Rien ne vas plus entre la ministre des sports et le président de la FTF

Il est évident que les relations entre la ministre de la Jeunesse et des Sports, Majdouline Cherni et le président de la Fédération Tunisienne de Football Wadï El Jarry se sont détériorées d’une façon remarquable depuis des mois. Provocations, accusations mutuelles et déclarations incendiaires via des médias interposés sont devenues les caractéristiques de cette relation surprenante.

Du côté du ministère, on ne cesse de parler du mécontentement de la ministre des positions de Wadï El Jarry et de sa gestion de la FTF. Alors que du côté de la fédération, l’on ne cesse d’accuser la ministre de vouloir de s’ingérer dans les affaires de cette instance. Tout en bloquant tous les projets mutuels contre la construction de l’hôtel de la FTF et en refusant toute forme de collaboration. Cette guerre froide vient de connaître un nouveau rebondissement dans la soirée du jeudi 16 août avec la publication par la FTF d’un nouveau communiqué dans lequel elle accuse la ministre de ne pas respecter la loi et de vouloir s’ingérer dans les affaires de la Fédération.
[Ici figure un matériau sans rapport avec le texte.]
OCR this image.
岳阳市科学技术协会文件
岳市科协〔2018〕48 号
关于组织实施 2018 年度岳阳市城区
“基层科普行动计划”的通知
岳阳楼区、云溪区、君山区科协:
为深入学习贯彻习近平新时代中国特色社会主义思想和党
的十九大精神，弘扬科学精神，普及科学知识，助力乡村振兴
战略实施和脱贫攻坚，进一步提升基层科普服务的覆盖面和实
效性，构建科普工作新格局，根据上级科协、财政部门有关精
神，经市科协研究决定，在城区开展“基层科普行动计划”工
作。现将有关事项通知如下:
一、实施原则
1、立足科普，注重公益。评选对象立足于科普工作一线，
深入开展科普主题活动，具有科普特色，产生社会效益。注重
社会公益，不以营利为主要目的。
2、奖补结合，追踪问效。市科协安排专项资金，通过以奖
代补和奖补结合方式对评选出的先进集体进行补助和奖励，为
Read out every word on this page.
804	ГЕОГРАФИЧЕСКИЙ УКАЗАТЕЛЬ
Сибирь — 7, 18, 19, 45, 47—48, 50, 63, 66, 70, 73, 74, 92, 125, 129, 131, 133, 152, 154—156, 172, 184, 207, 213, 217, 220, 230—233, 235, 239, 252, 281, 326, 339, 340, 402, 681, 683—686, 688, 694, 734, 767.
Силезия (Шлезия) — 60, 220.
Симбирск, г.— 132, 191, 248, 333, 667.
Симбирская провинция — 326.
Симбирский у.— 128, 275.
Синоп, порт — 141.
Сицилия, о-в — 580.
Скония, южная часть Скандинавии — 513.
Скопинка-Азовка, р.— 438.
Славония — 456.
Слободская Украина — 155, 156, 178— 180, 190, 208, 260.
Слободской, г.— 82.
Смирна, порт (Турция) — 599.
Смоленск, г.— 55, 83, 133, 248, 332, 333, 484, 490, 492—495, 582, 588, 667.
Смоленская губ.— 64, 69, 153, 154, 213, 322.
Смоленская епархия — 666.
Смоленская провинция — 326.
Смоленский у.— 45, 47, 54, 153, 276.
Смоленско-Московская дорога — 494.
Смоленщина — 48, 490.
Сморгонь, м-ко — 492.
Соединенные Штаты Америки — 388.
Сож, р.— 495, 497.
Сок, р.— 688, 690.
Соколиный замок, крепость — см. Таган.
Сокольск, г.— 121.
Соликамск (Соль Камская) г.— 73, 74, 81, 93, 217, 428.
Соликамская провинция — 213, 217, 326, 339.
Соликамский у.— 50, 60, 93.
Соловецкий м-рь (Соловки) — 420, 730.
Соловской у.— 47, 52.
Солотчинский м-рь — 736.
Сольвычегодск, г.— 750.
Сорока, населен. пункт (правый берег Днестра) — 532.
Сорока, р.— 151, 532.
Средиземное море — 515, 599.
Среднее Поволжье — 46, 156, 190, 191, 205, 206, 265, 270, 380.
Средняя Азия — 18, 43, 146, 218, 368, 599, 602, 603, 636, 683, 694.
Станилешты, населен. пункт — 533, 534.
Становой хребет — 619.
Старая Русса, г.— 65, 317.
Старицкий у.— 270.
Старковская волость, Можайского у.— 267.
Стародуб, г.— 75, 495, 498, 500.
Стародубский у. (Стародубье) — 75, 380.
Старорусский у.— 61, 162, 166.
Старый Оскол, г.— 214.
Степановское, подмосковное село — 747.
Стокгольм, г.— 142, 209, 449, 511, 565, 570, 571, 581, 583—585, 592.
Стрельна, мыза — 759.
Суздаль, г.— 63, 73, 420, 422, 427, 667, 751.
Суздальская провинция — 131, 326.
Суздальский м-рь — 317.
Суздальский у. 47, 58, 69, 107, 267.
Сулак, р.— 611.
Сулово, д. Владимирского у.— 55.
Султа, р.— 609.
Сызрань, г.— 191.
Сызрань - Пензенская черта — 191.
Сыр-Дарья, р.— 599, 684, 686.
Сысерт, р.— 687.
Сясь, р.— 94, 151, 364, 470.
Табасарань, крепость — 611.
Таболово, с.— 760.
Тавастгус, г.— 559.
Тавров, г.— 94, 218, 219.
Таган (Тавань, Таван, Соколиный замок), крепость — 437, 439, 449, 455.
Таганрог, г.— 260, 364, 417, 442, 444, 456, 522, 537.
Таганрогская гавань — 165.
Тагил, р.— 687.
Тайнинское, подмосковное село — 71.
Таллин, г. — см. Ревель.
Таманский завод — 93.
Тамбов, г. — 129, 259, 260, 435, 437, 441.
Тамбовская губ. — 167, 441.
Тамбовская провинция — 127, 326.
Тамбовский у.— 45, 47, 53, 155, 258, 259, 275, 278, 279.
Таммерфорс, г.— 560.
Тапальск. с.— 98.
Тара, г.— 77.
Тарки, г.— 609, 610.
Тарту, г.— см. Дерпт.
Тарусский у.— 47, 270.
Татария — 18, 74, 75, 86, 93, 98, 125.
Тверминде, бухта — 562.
Cette affaire a éclaté après la décision surprenante, du ministère d’imprimer 120 tickets ou invitations d’entrée aux stades pour chaque match du championnat et chaque match international. Décision qui a fortement déplu à la FTF qui l’a considéré comme un dépassement des lois nationales et internationales. Le communiqué qui a alimenté la polémique a ajouté : « Il s’agit d’une ingérence directe dans les affaires des structures et des clubs sportifs. A ce propos la FTF exprime son étonnement de ce comportement illégal et reproche à la ministre son intérêt aux futilités outre son ingérence dans les différentes actions des structures sportives. Nous reprochons également à la ministre sa négligence des grands problèmes du football Tunisien qui relève pourtant de ses prérogatives, à l’instar de l’infrastructure, le financement des clubs qui ne cesse de baisser depuis sa nomination à la tête du ministère, la législation sportive qui n’a pas évolué depuis 23 ans et qui ne répond plus aux exigences de notre époque… »

Face à ces accusations mutuelles, il est grand temps de calmer le jeu et de trouver des solutions pour une meilleure collaboration entre le ministère et la FTF pour l’intérêt du football Tunisien.